Tak berapa lama ponselku berdering menunjukkan panggilan dari istriku. Sejenak aku berpikir apakah dia terjebak macet mengingat area pusat kota Surabaya selalu dipadati kendaraan di jam-jam sore seperti ini. Ketika aku menekan ikon hijau, suara Lita dan suara-suara lain yang agak berisik langsung menusuk telinga.
"Loh, kamu masih di kantor?" tanyaku terdengar kecewa. "Katanya pulang lebih awal, Sayang?"
"Aku putar balik, Mas. Ada panggilan mendadak dari atasan tentang kasus yang lagi kami kerjakan," lapor Lita. "Timku nemuin barang bukti baru jadi malam ini kami mau menggerebek lokasinya. Beberapa ada yang sudah berangkat buat nyamar."
"Ya ampun..." Kepalaku rasanya mau pecah mengetahui lagi-lagi rencana kami tuk bermesraan gagal. "Mas udah beliin ayam bakar kesukaan kamu loh."
"Iya, aku paham. Tapi, gimana lagi. Ini kasus gede, Sayang. Maaf ya... nanti kalau selesai aku langsung balik. Kamu makan aja dulu sama si Rara."
"Ya aku beliinnya buat kamu kok malah makan berdua sama Rara, gimana sih!" Aku masih mencerocos tak terima bila hari yang kunanti malah berakhir mimpi belaka. Bayang-bayang Lita dibalut lingerie berenda merah pupus sudah.

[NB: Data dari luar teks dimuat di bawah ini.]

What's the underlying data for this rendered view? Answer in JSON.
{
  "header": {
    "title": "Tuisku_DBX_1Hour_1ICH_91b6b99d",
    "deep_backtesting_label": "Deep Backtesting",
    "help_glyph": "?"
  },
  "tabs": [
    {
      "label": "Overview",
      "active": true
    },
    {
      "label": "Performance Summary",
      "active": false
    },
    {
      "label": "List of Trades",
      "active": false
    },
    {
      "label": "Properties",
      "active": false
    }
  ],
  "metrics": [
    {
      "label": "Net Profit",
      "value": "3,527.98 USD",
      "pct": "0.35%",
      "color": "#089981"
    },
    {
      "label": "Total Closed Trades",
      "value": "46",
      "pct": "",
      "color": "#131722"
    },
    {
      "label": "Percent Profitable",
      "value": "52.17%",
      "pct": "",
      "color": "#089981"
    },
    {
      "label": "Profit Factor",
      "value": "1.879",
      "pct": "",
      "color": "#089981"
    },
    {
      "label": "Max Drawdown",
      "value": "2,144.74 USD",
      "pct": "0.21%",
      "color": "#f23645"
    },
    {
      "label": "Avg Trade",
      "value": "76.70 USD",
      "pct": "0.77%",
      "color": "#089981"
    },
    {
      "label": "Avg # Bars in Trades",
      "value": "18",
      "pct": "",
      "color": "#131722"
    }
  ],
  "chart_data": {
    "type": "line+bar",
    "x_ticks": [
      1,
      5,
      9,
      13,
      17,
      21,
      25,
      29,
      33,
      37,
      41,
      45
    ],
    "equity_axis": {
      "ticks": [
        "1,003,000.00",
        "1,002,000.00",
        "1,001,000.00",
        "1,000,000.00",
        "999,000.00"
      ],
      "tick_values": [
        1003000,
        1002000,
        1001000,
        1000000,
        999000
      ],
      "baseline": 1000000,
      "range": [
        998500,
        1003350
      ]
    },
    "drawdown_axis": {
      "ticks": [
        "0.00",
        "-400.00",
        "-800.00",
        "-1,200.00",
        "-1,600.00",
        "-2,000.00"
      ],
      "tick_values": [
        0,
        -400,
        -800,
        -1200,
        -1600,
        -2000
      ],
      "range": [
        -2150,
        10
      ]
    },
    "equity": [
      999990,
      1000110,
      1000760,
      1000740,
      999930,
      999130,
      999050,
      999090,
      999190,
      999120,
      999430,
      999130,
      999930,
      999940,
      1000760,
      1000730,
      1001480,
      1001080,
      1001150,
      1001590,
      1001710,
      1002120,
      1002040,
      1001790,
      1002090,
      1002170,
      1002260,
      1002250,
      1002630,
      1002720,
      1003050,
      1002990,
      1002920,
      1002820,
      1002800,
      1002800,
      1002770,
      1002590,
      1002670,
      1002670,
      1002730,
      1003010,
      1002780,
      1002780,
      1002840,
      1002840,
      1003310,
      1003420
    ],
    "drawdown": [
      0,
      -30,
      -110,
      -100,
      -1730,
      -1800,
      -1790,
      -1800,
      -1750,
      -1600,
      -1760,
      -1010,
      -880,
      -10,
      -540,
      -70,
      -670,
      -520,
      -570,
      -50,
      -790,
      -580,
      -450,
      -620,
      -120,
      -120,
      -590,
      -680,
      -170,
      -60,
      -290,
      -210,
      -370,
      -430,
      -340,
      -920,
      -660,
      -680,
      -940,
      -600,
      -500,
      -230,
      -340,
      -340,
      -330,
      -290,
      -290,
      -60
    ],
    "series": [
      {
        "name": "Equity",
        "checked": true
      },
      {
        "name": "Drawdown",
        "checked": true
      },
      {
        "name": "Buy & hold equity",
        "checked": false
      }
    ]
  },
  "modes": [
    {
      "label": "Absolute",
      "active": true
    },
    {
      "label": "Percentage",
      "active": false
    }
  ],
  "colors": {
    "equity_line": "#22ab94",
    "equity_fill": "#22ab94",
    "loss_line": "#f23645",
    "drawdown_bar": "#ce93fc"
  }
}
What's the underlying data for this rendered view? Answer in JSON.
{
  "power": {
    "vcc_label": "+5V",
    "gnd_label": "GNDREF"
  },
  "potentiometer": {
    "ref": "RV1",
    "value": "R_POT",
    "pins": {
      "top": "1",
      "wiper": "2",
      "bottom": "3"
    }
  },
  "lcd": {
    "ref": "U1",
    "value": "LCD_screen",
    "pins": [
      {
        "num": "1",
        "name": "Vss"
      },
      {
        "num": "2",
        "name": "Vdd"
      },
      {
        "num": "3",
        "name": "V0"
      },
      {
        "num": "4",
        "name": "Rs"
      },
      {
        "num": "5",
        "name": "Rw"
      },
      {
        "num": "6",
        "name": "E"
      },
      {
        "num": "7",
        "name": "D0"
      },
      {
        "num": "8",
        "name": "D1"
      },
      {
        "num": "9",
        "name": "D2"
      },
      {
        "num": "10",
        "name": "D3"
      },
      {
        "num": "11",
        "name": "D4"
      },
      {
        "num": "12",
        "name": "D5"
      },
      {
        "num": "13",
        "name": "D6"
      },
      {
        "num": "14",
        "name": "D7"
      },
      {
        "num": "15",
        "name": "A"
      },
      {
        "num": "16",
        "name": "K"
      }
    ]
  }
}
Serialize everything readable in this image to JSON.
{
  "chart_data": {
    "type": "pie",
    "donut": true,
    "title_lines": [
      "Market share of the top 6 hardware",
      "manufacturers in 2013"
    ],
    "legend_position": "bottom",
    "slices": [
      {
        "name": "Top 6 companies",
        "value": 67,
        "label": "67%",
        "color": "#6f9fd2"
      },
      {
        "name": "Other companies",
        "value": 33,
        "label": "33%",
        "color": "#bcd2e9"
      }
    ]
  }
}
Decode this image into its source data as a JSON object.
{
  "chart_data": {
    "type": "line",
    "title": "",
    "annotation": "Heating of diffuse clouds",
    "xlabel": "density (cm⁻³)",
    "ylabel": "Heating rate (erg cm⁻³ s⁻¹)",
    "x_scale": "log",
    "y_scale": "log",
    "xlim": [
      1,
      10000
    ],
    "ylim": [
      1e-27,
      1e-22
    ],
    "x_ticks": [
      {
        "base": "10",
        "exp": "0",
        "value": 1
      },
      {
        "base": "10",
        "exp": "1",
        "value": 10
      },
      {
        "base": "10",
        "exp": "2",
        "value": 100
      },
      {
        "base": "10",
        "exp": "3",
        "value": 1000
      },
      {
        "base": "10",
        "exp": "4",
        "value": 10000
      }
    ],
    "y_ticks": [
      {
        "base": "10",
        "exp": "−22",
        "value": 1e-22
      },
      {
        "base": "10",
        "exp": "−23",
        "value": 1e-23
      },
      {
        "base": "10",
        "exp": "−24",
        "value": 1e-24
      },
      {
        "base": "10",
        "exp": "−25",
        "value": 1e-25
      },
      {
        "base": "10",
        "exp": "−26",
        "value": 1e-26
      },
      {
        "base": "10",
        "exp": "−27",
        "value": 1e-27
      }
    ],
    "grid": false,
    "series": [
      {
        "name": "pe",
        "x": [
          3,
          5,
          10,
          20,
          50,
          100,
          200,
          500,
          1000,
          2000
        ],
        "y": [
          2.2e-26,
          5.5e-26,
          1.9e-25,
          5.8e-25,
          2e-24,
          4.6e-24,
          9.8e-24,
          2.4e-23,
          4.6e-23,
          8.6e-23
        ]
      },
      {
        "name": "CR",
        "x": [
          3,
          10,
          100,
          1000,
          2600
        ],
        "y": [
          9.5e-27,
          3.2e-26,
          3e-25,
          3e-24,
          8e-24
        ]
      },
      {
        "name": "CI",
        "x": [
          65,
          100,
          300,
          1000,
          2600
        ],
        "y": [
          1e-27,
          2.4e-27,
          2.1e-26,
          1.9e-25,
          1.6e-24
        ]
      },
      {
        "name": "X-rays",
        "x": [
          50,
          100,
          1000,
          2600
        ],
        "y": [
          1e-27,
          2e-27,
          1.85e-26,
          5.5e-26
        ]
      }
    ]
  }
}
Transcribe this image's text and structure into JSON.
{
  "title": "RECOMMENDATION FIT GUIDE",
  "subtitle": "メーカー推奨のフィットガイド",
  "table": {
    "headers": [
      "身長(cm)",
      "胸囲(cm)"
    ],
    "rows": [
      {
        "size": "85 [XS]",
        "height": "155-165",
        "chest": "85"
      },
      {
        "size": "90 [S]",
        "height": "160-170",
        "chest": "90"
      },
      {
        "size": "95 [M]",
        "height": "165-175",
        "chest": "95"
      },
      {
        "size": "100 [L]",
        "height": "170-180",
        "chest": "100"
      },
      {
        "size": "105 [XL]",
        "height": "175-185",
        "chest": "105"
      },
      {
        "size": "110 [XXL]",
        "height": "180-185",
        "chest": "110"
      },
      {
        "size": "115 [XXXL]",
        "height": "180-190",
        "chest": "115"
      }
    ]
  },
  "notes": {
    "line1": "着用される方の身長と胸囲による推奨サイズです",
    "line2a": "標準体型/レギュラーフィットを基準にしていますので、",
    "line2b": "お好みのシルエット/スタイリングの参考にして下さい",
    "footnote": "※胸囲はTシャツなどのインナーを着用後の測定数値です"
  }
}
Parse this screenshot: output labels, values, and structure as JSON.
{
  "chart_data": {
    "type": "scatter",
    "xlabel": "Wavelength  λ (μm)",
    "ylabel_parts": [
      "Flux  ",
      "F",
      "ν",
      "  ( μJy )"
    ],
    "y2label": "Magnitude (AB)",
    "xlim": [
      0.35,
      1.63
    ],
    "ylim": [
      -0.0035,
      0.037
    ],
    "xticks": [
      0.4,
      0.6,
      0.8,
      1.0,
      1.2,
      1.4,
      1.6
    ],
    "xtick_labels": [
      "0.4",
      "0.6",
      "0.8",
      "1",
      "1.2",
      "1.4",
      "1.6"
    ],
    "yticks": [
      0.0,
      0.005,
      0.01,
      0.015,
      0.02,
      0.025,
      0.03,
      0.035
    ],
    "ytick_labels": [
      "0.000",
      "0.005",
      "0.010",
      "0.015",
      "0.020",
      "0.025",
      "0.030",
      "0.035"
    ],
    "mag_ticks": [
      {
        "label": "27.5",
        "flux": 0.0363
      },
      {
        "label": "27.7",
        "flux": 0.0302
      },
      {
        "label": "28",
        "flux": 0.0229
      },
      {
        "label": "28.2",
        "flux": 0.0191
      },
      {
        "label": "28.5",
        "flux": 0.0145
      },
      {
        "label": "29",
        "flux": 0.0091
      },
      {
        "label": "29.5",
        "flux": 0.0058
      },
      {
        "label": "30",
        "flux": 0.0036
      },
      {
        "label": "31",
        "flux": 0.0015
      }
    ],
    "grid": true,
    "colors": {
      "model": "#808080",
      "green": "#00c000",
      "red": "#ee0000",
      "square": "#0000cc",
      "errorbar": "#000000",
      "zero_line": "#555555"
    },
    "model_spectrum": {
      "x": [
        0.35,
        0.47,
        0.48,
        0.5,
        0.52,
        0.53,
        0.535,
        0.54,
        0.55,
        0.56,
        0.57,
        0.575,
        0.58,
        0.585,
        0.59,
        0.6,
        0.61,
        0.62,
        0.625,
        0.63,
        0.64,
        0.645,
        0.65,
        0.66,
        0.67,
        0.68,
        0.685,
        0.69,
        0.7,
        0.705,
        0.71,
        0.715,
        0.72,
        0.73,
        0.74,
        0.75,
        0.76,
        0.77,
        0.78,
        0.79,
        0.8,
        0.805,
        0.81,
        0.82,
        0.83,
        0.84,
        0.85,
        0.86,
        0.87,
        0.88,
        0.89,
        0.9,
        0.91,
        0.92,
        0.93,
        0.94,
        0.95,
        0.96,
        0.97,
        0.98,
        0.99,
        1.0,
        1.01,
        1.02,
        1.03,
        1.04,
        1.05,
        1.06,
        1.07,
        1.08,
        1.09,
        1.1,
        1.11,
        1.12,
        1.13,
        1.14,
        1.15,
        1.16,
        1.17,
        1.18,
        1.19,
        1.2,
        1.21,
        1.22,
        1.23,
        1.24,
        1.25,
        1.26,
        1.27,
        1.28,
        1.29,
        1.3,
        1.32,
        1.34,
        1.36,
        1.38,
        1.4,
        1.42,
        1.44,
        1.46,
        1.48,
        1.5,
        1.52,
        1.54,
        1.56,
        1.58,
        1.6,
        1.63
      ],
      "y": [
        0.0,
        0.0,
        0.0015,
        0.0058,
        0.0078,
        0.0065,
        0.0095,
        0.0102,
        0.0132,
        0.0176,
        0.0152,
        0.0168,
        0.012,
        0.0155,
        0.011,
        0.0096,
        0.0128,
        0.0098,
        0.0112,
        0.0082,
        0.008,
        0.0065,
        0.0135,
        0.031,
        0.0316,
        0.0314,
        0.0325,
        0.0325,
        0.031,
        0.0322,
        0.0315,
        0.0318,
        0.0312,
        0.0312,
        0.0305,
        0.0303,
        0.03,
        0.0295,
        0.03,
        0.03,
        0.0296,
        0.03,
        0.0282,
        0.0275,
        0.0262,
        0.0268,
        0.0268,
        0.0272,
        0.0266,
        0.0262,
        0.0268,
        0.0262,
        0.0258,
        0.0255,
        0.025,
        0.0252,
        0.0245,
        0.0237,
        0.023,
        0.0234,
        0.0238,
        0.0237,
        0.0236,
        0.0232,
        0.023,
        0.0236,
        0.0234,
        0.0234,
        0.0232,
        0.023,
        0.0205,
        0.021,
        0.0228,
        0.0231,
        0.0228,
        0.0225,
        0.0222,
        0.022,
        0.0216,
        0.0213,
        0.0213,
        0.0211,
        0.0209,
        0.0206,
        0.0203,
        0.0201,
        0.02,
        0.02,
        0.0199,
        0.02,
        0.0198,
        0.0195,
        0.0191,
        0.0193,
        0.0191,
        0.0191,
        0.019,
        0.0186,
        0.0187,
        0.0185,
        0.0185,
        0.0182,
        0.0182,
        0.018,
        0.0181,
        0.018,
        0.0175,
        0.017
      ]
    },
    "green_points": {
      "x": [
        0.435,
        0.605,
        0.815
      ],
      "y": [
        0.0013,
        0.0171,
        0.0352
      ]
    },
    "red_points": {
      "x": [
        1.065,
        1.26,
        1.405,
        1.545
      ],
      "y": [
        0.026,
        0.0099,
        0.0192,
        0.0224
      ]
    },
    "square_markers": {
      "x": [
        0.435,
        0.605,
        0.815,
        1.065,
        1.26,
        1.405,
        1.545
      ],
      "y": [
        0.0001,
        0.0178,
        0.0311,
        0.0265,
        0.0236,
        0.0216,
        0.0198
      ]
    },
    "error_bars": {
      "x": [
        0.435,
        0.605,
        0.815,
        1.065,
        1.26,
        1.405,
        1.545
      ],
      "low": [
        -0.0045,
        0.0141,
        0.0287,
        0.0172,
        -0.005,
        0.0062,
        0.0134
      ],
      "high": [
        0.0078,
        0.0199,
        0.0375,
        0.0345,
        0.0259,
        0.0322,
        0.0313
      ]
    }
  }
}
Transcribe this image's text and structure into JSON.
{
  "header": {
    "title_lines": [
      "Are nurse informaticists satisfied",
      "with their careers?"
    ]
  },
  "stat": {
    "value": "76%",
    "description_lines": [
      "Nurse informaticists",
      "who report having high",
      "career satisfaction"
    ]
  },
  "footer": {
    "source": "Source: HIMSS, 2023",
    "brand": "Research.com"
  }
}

"Maaf ... urusan negara, Sayang ..."
Kupejamkan mata supaya kemarahan yang sudah menjalar ke ubun-ubun ini reda. Urusan negara memang penting, tapi posisiku sebagai suaminya tak lagi berarti bila terus-menerus menuruti pekerjaan yang tiada habis. Kadang ingin sekali aku menyuruh Lita pensiun dini agar lebih memfokuskan diri sebagai istri. Toh gajiku sebagai perwira juga lebih dari cukup menghidupi kami berdua juga calon anak kami di masa depan. Lantas apa yang diinginkannya lagi?
"Mas?"
Helaan napas kasar keluar dari lubang hidungku lalu berkata, "Ya udah deh."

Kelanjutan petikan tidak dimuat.